29. A method comprising:

analyzing the sensed physiological parameters by employing a classifier that is pre-trained via generic training data obtained from multiple users, the classifier further considering observed past behavior of the person for predicting whether the sensed physiological parameters are indicative of an emergent condition of the person;

when the sensed physiological parameters support a prediction that the emergent condition will occur within a predetermined time horizon over a predetermined threshold probability for intervening, communicating the emergent condition to a remote network;

presenting a two-way communication interface for the person to communicate via voice communication with a first responder traveling en route to the person in response to the emergent condition.

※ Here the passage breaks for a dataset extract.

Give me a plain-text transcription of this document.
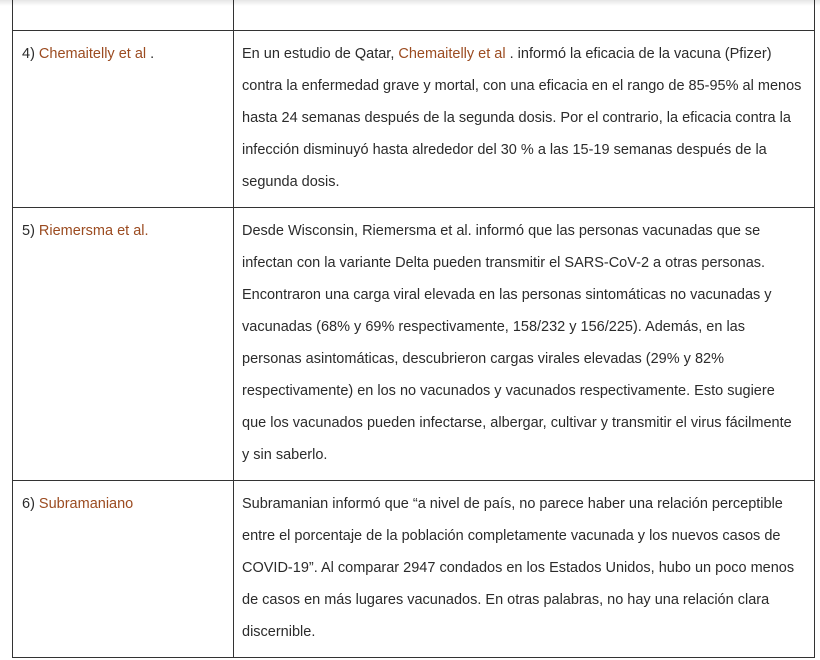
4) Chemaitelly et al .	En un estudio de Qatar, Chemaitelly et al . informó la eficacia de la vacuna (Pfizer) contra la enfermedad grave y mortal, con una eficacia en el rango de 85-95% al menos hasta 24 semanas después de la segunda dosis. Por el contrario, la eficacia contra la infección disminuyó hasta alrededor del 30 % a las 15-19 semanas después de la segunda dosis.
5) Riemersma et al.	Desde Wisconsin, Riemersma et al. informó que las personas vacunadas que se infectan con la variante Delta pueden transmitir el SARS-CoV-2 a otras personas. Encontraron una carga viral elevada en las personas sintomáticas no vacunadas y vacunadas (68% y 69% respectivamente, 158/232 y 156/225). Además, en las personas asintomáticas, descubrieron cargas virales elevadas (29% y 82% respectivamente) en los no vacunados y vacunados respectivamente. Esto sugiere que los vacunados pueden infectarse, albergar, cultivar y transmitir el virus fácilmente y sin saberlo.
6) Subramaniano	Subramanian informó que “a nivel de país, no parece haber una relación perceptible entre el porcentaje de la población completamente vacunada y los nuevos casos de COVID-19”. Al comparar 2947 condados en los Estados Unidos, hubo un poco menos de casos en más lugares vacunados. En otras palabras, no hay una relación clara discernible.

30. A portable apparatus comprising:

a location sensing component;

a dual mode communication module for accessing at least two of a group consisting of a cellular telephone communication channel, a wireless access point, and a personal access network;

a user interface for two way audio and video communication and at least local display of graphical data;

a first electromagnetic sensor for sensing an emergent condition of a person related to cardiopulmonary function;

a blood monitor for sensing an abnormal condition of the blood;

an emergent condition component for monitoring and buffering the sensed location, cardiopulmonary, and blood data and for analyzing the sensed location, cardiopulmonary, and blood data by employing a classifier that is pre-trained via generic training data obtained from multiple users, the classifier further considering observed past behavior of the person for predicting whether the sensed location, cardiopulmonary, and blood data are indicative of an emergent condition of the person, wherein when the sensed location, cardiopulmonary, and blood data support a prediction that the emergent condition will occur within a predetermined time horizon over a predetermined threshold probability for intervening, the emergent condition component responds to the detected emergent condition by communicating the emergent condition to a wireless network via the dual mode communication module;

an intervention module responsive to the emergent condition component and comprising a defibrillation protocol component, a therapeutic compound dispenser, and a locator beacon; and

a housing containing the portable apparatus.